We suggest that such plasticity will evolve, when it enhances the propagation of either colour allele to the next generation. These plasticity loci will modify the expression of male or female strategies and their associated colour signals through genetic interactions. In European common lizards, we suggest that the plasma carotenoid-binding proteins and enzymes implicated in carotenoids metabolism are likely candidates that will modify the deposition of carotenoids in the dermal scales of male and female lizards. Such colour genes will naturally interact with other components of the endocrine system (discussed by Sinervo & Calsbeek, 2003). Corticosterone in particular could be implicated in the plasticity of colour in common lizards.
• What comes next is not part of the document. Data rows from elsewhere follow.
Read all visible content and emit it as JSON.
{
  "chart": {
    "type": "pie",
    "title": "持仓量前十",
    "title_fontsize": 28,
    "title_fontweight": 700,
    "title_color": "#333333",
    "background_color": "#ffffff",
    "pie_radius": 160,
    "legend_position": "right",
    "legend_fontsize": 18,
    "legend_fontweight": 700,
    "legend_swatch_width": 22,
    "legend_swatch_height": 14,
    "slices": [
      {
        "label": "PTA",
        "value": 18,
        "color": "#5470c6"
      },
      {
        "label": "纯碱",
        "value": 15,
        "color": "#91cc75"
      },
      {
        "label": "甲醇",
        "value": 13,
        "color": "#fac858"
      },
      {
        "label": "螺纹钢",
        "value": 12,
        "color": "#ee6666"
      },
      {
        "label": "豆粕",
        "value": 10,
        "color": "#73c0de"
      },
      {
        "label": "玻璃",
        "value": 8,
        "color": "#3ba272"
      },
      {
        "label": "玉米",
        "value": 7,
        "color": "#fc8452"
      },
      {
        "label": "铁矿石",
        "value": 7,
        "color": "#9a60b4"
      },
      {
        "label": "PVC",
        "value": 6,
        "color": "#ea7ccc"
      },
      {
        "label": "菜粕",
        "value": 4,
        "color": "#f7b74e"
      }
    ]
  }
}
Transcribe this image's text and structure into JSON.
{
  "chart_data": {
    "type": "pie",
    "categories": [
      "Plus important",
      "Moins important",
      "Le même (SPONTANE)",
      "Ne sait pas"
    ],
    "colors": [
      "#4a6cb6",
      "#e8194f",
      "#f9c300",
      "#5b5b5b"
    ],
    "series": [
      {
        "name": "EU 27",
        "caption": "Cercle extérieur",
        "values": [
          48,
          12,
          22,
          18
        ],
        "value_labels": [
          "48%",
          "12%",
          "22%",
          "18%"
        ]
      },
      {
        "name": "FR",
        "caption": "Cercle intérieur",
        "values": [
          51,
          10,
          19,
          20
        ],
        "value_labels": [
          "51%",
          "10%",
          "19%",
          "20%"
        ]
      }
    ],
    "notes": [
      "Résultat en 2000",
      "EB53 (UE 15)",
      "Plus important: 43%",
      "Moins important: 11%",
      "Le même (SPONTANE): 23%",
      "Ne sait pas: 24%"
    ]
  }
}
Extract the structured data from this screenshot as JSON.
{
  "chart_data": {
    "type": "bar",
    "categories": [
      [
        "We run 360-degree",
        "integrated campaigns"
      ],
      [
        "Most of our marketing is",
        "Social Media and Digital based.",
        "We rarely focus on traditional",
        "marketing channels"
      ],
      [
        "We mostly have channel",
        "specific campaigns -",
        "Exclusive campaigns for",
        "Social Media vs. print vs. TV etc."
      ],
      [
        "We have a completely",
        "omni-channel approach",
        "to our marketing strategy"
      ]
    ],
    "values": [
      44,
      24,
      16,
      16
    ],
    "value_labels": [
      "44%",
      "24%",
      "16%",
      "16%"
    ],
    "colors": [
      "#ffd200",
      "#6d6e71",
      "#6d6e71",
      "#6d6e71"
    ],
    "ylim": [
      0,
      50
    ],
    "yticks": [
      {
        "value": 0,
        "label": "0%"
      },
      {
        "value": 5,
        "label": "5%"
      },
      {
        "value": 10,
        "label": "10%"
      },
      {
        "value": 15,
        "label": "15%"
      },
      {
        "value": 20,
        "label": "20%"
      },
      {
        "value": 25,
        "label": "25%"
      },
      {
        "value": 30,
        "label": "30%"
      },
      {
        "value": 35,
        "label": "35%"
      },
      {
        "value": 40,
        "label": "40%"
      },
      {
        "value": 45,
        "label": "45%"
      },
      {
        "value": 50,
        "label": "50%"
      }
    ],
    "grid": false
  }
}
Indeed, corticosterone plays a major role in life-history plasticity in this species (Meylan et al., 2002, 2004; Meylan & Clobert, 2005; Vercken et al., 2007b), and the experimentally elevated corticosterone plasma level was found to decrease hue in male common lizards (J. Cote, unpublished data). Corticosterone has been shown to modify the survival of female morphs of side-blotched lizards in a context-dependent fashion (Comendant et al., 2003) via the interaction of corticosterone with immune function (Svensson et al., 2002). As female common lizards suffered from high fitness costs in populations with male-biased sex ratio (Cote et al., 2008), such unfavourable environments must have triggered physiological stress responses, which are mediated by corticosteroids in vertebrates. The modification of corticosterone secretion pattern in response to the manipulation of the social environment thus would have affected colour expression in female lizards.
Mendelian expression of colour signals involving either one or two loci (Sinervo et al., 2001, 2006) or many loci, are not at all incompatible with the existence of other loci that might be under selection to modify the expression of the colour signal, depending on social context. Our goal should be to first identify the genetic sources of colour signals with laboratory crosses (Sinervo et al., 2001), gene mapping studies (Sinervo et al., 2006) or deep field pedigrees (Sinervo & Zamudio, 2001; Vercken et al., 2007a). The source of plasticity will be an important tactical component that will evolve to modify the strategic aspects of a major colour gene(s). Uncovering the source of plasticity will, however, require manipulations of both the environmental agents and cues that induce plasticity and manipulations of the endocrine networks that regulate plasticity. Such plasticity will often interact with genetic control of strategy types thereby generating a complex norm of reaction in behaviour, colour signals and life history.